Oxford University is to launch a bond for the first time in its history, aiming to raise at least £250 million to fund the academic future of the University.
J.P.Morgan has been appointed by the University to hold a series of investor meetings while it considers a possible debut offer to the bond market of at least £250 million, an Oxford spokesperson told Cherwell. The University stated that it would not comment further at this stage.
With a 100 year duration the bond is set to have the longest maturity of any bond from the UK university sector – longer than any other publically issued bond in UK history.
Funds raised from the sales of the bond will be spent on “long-term strategic projects and to further the academic mission of the university” said people familiar with the matter quoted in the Financial Times.
Former Greek finance minister Yanis Varoufakis claimed however that the University resorting to “brutish” money markets to fund learning was a sign “there is something rotten in our educational system”.

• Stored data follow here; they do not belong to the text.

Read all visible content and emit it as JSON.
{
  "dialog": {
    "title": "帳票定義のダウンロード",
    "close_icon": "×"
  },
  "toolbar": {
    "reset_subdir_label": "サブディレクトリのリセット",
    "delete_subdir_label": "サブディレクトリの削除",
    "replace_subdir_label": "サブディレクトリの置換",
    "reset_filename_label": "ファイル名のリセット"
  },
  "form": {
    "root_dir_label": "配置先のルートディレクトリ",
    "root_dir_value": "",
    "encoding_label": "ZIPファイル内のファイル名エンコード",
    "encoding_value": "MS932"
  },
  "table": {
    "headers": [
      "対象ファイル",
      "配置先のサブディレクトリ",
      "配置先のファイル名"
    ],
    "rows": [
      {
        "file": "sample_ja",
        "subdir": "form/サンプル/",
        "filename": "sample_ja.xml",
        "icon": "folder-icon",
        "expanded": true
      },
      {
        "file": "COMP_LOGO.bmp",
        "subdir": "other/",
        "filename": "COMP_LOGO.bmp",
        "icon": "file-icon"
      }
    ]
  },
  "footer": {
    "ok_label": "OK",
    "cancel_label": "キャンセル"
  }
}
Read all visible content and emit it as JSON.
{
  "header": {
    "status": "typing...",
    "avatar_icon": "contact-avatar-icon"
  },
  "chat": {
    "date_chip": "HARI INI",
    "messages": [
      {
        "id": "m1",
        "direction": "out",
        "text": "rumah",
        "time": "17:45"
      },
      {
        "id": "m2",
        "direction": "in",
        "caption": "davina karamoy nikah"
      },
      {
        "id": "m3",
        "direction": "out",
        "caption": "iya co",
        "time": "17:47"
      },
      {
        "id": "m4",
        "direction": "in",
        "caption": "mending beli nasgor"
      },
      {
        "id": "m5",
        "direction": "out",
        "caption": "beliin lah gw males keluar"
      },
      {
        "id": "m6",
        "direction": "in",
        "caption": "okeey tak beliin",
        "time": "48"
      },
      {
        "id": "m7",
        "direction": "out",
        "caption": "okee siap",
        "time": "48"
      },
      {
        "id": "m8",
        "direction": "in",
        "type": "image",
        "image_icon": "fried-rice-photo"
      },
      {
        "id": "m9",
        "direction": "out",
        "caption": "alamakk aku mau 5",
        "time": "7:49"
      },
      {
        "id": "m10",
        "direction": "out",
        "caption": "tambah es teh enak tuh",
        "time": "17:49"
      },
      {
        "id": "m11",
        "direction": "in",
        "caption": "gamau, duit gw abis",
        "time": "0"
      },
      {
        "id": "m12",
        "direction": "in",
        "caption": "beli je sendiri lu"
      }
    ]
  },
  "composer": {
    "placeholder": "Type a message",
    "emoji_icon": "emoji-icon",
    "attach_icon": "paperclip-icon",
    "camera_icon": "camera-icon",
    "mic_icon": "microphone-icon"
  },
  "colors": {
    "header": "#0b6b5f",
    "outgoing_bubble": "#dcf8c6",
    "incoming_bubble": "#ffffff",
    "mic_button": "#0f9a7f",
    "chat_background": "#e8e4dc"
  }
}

While the central university has never before raised money through the sales of bonds, the method was pursued by University College in 2015. The college raised £40 million at an interest rate of just below 3.1%.
At the time Univ Estate’s Bursar Frank Marshall said he was “struck by the level of interest rates” and sought “an opportunity to bring in external capital for the long-term on good terms”.
Ever more of the British educational sector has followed suit since, with $1.8bn of bonds issued by UK schools and universities last year – the highest on record.